О, если бы розовым был я кустом,
А ты бы розой, на нем цветущей!
О, если бы сладостным был я зерном,
А ты бы птичкой, его клюющей!
Анализ данного стихотворения начнем с того, что Фет сумел уловить и передать через поэзию Хафиза восточный тип мышления эпохи синкретизма, который характеризуется целостностью мировосприятия, когда человек и мир понимаются не как человек и мир, а мир в человеке и человек в мире, когда мир Природы воспринимается как нечто единое в своих пространственно-временных отношениях, и единение с ней – высший закон самой Природы.
Для западного восприятия мир является картиной, изображающей мир, т.е. созданной с позиций познающего, наблюдающего субъекта. С эпохи Ренессанса картина мира – это антропоцентрически выстроенный мир, а не мир сам по себе. Западное искусство, совершая скачок в своем развитии, противопоставляло себя средневековому мировидению, отрицало его каноны и выдвигало новые способы восприятия [1: 101]. Объект в картине мира западного художника понимается не просто как нечто, обладающее теми или иными свойствами, эти свойства определяются способом художника видеть мир, концептуально его выстраивать.
Искусство восточного Возрождения сохранило и приумножило древние образцы проникновения в мир природы и единения с ней. Ренессанс на Востоке носил «традиционный» характер. Возвращение к древности в эпоху Ренессанса сохранило для человечества тот тип художественного мышления, который характерен для поэзии арабской, персидской, для Хафиза, в частности, о котором мы говорим в нашем исследовании в контексте творчества Фета.
Образная система арабской, персидской классической литературы весьма специфична – она основана на антропоморфическом (или анималистическом) понимании природы и «заимствовании (истиара) качеств человека или животного для определения абстрактного явления» [2: 156]. Такое понимание природы объясняется восточным путем познания мира как со-переживания в неразделенности субъекта-объекта. В образной системе, отражающей такой путь познания мира, метафора близка к олицетворению, а в персидской поэзии по причине суфийской семантики метафора становится символом.
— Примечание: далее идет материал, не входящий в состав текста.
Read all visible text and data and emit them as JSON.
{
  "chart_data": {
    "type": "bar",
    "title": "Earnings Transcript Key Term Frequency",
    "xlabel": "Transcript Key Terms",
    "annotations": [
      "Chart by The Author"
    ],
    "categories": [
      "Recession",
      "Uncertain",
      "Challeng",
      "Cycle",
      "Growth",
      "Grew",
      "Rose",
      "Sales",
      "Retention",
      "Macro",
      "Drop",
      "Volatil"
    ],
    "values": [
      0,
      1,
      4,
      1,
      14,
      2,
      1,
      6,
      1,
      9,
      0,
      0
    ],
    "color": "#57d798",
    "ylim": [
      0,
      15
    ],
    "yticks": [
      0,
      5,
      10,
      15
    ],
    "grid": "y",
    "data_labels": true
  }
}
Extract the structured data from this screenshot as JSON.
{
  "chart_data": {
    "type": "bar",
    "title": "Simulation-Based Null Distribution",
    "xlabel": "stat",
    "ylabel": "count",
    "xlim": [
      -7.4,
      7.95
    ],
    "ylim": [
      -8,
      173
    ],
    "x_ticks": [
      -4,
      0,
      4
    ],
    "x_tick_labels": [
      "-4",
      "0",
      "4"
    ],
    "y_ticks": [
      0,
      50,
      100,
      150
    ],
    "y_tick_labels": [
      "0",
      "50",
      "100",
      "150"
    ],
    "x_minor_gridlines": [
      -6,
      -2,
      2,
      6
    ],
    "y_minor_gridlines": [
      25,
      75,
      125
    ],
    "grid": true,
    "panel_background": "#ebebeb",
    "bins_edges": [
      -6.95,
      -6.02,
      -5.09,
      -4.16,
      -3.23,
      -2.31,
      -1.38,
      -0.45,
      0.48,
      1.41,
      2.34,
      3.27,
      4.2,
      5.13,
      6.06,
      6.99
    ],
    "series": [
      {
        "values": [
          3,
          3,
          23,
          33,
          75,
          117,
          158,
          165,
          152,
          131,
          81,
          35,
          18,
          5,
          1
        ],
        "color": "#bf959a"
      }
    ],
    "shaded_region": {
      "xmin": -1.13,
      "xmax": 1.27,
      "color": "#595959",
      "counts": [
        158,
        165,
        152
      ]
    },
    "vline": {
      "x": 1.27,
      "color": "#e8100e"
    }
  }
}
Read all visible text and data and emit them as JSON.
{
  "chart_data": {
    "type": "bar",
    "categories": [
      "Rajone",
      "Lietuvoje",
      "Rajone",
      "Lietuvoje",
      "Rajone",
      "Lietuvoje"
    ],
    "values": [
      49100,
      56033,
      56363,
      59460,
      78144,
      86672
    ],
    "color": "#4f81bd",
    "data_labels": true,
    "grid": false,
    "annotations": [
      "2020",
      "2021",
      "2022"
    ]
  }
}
«Возрождение древности» станет явлением западного искусства второй половины XIX – начала XX в. Так, в творчестве Ш. Бодлера, как пишет С.Н. Бройтман, представляя возрождение архаических типов словесного образа, «был творчески воплощен и эстетически осознан принцип “соответствия”». А.Н. Веселовский, знавший поэзию французских и русских символистов, писал о том, что «идея целого, цепь таинственных соответствий, окружающих и определяющих наше “я”, полонит и окутывает нас более прежнего» [3: 276].